American Adventures

I’m sitting by the window and it’s a wet and uninspiring morning in Glasgow. I have a blanket over my knees, my shoes are off and I have a new book in my hands. I feel the same way I do when I’m in my seat in the auditorium of a theatre minutes before curtain up. Or perhaps it’s like being buckled in and getting ready to take off on a long flight.

Other people’s stories give us the chance to find out who we really are, but also the chance to lose ourselves in their world. The best storytellers take you there effortlessly, so you barely know you have left the room.
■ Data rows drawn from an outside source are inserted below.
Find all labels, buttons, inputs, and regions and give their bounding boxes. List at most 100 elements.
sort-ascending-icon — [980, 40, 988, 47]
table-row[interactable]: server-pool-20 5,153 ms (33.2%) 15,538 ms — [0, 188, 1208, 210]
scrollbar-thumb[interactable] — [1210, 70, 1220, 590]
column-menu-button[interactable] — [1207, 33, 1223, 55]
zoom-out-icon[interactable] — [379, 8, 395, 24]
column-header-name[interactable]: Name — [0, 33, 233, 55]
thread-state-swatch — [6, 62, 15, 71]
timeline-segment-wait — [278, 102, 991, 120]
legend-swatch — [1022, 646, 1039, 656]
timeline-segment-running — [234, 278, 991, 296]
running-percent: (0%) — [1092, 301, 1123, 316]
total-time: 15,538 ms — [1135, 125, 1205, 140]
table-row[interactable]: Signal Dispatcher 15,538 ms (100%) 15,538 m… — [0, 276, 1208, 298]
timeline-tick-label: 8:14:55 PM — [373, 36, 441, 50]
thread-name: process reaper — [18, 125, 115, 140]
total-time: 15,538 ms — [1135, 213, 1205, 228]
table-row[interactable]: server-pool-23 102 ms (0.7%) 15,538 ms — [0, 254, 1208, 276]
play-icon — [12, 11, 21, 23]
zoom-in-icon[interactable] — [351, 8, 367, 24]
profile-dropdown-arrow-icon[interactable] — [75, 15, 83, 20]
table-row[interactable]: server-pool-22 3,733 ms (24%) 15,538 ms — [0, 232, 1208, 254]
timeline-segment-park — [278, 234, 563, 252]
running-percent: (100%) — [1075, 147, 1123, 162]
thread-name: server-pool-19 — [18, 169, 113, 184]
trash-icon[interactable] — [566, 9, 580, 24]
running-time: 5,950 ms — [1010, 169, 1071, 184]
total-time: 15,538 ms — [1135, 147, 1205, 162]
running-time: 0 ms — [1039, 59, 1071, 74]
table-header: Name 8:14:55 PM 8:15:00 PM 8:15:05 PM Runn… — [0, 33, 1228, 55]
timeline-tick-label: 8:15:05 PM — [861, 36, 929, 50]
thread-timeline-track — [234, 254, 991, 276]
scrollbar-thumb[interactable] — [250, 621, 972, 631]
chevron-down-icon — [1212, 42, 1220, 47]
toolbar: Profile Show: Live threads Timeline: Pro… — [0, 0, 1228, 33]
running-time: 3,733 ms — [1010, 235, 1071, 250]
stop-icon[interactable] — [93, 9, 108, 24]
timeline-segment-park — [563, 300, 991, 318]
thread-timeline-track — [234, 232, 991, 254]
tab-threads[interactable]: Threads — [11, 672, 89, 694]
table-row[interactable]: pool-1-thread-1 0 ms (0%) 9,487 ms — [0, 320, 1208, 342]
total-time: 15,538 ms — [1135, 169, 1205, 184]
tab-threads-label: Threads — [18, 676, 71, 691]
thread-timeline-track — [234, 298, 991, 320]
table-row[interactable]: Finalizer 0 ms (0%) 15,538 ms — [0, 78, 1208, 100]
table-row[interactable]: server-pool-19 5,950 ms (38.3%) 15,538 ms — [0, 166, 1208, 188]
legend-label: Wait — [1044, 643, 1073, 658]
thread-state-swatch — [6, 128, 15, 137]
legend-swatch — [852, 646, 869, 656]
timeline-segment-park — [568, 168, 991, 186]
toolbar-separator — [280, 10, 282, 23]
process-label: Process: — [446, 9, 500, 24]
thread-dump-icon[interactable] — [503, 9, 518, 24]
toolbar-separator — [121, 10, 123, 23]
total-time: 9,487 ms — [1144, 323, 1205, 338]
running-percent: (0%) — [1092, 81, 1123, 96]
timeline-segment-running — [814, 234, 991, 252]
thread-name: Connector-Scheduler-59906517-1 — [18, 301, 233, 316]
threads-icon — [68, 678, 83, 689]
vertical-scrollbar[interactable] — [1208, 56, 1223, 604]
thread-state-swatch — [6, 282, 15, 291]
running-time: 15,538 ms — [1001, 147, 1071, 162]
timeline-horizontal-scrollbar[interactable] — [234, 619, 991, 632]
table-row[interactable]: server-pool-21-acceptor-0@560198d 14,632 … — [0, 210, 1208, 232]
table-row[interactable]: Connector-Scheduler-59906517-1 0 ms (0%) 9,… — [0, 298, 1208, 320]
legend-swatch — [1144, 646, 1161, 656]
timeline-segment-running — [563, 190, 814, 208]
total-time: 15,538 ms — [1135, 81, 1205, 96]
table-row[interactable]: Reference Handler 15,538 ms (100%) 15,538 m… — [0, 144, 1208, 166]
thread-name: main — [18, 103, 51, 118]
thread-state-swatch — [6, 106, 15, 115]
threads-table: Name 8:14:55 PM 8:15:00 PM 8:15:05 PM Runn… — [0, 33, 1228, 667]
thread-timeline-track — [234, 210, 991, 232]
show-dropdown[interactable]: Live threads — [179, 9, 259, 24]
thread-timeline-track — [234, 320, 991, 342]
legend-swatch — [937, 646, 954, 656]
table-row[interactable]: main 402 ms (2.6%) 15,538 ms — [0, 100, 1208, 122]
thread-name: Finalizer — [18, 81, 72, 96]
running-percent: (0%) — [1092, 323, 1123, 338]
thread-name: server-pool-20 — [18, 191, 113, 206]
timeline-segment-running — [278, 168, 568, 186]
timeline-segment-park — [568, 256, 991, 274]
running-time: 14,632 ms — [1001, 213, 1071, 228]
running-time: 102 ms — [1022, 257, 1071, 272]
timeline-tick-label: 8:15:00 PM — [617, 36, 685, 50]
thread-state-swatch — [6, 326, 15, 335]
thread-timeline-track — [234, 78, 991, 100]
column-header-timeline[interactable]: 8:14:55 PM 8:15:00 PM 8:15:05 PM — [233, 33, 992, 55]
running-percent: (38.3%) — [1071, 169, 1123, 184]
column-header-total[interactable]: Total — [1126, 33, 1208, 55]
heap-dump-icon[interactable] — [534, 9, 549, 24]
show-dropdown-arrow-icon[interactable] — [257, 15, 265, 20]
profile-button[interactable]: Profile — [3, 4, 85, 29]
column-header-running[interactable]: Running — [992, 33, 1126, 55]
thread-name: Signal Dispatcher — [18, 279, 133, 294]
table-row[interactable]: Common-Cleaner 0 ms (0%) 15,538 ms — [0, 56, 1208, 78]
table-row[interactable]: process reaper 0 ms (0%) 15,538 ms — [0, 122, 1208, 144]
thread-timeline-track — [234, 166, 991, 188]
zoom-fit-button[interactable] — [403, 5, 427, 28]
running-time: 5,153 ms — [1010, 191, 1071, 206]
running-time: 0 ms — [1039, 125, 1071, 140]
With their bewitching prose and easy descriptions, I’m easily led down that road. Susceptible and ready to be seduced I can leave my world behind in a heartbeat. Two or three pages in and I’m sitting on the steps of 28 Barbary Lane or wating on a table in The Homesick Resturant.

When we were locked down - my world opened up. With more time to read I travelled across contintents, book by book. Hardbacks rather than holidays gave me the chance to broaden my horizons.

Sometimes their lives and experiences were reassuringly familiar and cosy, other times it’s so removed from my experience that my head hurts from trying to imagine it. But their world is my world now.

Most of all, it’s the American storytellers I’m drawn to the most, spending time with Chicago detectives, southern housewives and Manhattan socialites. I am so immersed that sometimes I read aloud without embarrassment. It’s a sonorous, midwestern accent no matter the actual location of the story. And I realise that all American voices are Garrison Keiler’s.